Here are five ways to get training to stick:
1. You must poke holes in the learner’s stockpile of reactions to make room for a new perspective.
You must ask them to notice how their shoppers respond to their rote questions: Can I help you? or Looking for something special?
Many times, your associate has fallen into a rut and their mind has stopped. They might have learned all shoppers hate being greeted. You must tell them, No, they don’t.
You must get the point across, What if we could greet customers a better way? Would you be interested in learning how?
When they say yes, you’ve made space for training.
But you can’t pour all the correct information on them with a fire hose.
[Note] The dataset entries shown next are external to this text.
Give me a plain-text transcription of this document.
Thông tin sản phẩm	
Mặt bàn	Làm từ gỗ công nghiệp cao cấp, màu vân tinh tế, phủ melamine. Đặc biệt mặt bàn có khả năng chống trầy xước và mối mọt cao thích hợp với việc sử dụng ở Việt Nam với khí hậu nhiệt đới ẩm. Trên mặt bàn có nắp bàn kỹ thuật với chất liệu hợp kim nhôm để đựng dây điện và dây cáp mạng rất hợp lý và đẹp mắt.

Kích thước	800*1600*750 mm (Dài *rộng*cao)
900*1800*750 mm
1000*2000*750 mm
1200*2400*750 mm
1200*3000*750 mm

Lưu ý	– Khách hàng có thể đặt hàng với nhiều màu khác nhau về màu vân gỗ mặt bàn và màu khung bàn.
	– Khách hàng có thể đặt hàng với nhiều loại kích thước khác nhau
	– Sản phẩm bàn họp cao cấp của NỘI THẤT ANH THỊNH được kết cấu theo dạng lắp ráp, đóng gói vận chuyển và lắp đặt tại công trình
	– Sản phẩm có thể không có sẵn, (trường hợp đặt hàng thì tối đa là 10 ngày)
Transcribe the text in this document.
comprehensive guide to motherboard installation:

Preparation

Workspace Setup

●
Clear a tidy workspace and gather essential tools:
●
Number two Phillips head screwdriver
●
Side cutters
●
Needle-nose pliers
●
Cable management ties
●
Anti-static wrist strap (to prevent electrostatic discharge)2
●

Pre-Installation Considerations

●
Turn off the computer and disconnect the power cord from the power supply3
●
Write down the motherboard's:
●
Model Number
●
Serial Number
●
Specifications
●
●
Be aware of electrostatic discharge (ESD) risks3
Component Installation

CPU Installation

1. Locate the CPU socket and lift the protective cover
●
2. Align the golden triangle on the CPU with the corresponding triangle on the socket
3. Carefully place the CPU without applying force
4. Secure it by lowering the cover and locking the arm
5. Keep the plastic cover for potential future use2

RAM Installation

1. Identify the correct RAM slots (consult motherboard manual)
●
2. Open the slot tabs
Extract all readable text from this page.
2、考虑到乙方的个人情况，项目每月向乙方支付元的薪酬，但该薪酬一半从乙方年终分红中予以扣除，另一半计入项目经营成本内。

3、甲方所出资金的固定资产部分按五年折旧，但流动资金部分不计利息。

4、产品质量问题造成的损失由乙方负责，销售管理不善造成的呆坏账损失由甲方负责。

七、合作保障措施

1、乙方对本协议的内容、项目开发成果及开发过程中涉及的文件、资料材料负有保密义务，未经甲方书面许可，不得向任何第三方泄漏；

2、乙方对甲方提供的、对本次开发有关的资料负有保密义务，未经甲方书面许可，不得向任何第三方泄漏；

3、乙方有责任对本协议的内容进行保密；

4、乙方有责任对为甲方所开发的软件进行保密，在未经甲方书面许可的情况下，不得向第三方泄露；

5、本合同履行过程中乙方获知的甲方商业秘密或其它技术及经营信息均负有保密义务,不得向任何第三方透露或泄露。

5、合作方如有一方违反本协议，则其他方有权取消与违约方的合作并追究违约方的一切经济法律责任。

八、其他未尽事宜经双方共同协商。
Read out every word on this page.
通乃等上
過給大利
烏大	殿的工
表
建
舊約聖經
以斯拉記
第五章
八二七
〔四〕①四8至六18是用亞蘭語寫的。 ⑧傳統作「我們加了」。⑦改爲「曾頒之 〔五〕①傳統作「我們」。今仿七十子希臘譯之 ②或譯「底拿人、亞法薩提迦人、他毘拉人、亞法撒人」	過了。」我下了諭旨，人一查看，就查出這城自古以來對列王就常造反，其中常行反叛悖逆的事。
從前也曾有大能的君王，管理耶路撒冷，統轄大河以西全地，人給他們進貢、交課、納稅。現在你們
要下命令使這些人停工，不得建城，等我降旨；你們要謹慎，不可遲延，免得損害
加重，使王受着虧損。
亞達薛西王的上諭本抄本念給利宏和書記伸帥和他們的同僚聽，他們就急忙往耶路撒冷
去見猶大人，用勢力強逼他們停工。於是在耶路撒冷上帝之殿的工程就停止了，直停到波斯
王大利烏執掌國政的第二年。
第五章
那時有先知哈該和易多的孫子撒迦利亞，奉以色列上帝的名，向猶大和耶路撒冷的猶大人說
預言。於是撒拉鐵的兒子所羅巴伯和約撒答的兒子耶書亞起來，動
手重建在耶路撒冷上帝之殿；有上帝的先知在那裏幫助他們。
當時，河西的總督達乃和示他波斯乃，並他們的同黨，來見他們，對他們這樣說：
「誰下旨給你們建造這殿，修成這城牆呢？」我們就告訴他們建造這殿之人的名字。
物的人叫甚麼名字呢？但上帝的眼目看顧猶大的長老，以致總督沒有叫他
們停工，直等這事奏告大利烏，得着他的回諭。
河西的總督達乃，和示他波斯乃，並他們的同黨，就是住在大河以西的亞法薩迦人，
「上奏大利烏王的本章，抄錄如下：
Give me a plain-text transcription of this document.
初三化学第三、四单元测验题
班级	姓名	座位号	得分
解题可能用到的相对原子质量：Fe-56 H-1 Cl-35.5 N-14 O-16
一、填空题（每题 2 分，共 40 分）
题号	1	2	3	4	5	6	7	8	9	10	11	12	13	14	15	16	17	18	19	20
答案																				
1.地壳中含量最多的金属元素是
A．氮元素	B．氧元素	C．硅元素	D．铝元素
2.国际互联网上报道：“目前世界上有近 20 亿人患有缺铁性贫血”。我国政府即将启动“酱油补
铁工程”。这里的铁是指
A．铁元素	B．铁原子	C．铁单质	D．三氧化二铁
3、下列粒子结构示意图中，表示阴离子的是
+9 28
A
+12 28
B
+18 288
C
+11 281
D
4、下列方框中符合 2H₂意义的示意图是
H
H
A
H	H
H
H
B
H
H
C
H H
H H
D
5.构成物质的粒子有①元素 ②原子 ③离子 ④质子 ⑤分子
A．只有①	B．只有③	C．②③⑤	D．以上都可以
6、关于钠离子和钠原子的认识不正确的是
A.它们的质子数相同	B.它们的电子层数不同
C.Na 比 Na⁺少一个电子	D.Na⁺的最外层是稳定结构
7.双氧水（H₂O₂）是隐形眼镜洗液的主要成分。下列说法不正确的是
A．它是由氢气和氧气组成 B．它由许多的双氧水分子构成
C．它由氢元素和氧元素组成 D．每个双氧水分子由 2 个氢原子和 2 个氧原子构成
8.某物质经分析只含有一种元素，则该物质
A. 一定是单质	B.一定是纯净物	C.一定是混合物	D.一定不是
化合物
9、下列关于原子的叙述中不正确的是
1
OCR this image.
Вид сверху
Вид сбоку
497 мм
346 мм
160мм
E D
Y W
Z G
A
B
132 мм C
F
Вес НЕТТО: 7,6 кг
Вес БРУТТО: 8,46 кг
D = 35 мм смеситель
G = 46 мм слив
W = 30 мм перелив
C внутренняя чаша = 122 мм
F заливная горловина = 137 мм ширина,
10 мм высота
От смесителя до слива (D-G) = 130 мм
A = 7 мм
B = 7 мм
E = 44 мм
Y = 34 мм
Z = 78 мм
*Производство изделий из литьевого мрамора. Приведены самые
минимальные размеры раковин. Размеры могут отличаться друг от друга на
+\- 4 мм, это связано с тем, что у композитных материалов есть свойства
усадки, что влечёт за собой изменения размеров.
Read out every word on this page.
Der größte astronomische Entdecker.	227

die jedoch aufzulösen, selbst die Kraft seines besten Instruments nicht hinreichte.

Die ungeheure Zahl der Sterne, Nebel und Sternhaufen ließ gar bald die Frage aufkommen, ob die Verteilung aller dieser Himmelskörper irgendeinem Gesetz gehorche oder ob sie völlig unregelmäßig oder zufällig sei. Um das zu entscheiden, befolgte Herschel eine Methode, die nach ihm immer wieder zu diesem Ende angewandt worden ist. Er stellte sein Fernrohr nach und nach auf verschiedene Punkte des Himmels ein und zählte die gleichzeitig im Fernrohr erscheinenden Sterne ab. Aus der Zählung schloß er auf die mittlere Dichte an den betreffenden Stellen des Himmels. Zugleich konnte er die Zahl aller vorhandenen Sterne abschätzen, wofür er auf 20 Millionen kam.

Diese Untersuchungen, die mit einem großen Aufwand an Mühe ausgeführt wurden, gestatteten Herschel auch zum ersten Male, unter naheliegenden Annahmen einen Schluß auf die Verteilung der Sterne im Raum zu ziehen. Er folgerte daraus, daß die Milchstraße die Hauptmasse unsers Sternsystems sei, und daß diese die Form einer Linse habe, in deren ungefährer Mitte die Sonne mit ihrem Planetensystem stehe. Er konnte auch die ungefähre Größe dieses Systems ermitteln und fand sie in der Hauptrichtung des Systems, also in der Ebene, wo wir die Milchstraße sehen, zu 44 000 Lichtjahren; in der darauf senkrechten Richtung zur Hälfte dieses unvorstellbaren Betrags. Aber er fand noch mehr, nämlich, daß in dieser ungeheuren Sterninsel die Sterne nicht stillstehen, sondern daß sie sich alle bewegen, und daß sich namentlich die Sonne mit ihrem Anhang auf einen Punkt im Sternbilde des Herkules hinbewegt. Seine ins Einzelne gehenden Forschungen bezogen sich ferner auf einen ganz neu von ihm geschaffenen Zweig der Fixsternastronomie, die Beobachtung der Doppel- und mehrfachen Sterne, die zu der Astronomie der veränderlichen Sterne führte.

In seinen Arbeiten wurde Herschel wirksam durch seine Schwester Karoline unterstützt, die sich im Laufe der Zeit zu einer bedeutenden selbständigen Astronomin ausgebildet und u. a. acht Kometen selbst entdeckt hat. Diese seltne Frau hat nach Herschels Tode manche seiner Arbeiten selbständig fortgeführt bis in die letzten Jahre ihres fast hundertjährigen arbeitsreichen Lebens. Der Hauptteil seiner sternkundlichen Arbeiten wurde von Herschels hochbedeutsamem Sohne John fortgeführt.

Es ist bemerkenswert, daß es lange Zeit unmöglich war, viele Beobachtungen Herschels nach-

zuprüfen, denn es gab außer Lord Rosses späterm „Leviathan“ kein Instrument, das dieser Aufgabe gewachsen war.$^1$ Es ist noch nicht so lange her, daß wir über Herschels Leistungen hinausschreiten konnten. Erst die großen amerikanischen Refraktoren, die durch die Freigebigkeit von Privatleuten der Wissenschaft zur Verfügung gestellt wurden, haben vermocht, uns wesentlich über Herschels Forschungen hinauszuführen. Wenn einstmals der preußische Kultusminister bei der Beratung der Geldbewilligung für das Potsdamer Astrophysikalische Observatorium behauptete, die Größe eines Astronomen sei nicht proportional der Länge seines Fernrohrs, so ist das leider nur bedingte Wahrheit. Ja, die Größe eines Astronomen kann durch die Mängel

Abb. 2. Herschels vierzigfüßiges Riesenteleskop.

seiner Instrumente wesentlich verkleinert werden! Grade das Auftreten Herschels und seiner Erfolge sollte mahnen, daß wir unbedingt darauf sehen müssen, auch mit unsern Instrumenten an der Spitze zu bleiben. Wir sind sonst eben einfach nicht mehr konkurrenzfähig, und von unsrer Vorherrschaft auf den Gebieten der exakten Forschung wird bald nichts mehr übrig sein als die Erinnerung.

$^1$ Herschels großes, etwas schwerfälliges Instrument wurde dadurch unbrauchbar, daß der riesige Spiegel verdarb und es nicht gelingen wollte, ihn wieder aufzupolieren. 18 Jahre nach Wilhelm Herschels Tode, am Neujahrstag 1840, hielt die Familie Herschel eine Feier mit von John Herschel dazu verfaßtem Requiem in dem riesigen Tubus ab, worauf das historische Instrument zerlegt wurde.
You’re trying to alter their behavior, and a fire hose will just drown them.
That’s how many training programs fail miserably, but you also can’t train employees by exposing them to rapid doses of information and expect them to both understand and change their habits.
If that were the case, anyone could play baseball like Derek Jeter just by watching him throw a ball.
If that were the case, showing someone a D Major scale would make them a Billy Joel on piano.
But in both cases, it doesn’t.
Again, you must first make room for the new learning.
2. Extinguish bad behavior by calling them out on it.
You can’t stop bad behavior like greeting a shopper with Can I help you? by just telling someone to stop. You must help the learner see that what they have been doing is not working.
They must unlearn the bad behavior and get the old behavior to stop driving the show. In the training world, this is known as extinction.
And make no mistake, when it comes to new learning, few employees empty their own cup of habits.
In fact, most hold tightly onto that full cup. It’s their false sense of job security.
That’s because new learning will mean new expectations that they might be unable to meet. That causes stress.
Associates need an outside source, a manager or training leader, to helpfully force them to empty their bad habit cup.
That will give them enough space for new learning to have a fighting chance.
3. Present new, bite-size learning.
Then you give them bite-sized nuggets of what you want them to do and how you want them to do it. One point with deliverables.
This is where thousands find my SalesRX.com invaluable to their retail sales training system.
But again, simply knowing the correct information isn’t enough.
4. Role play off the sales floor to increase comprehension and confidence.
The new learning must then be role-played and met with success in order for enough synapses to fire and start a new path to the new learning.
5. Give time between lessons for the new learning to sink in.
Make no mistake, the old superhighway of the wrong way will still be easy to revert back to over the one-lane road of the new learning.
That’s why you need to give learners enough time and practice to try out their new fragile skills away from real shoppers, so the new learning can take hold.
That’s why someone has to manage the training.
There is no set and forget training.
Someone must inspect what is expected or nothing changes.
And that person must know what the new learning should look like themselves. From that, they can see the muscle memory of the body and hear the voice when the learner reverts to what is familiar, not what they just learned.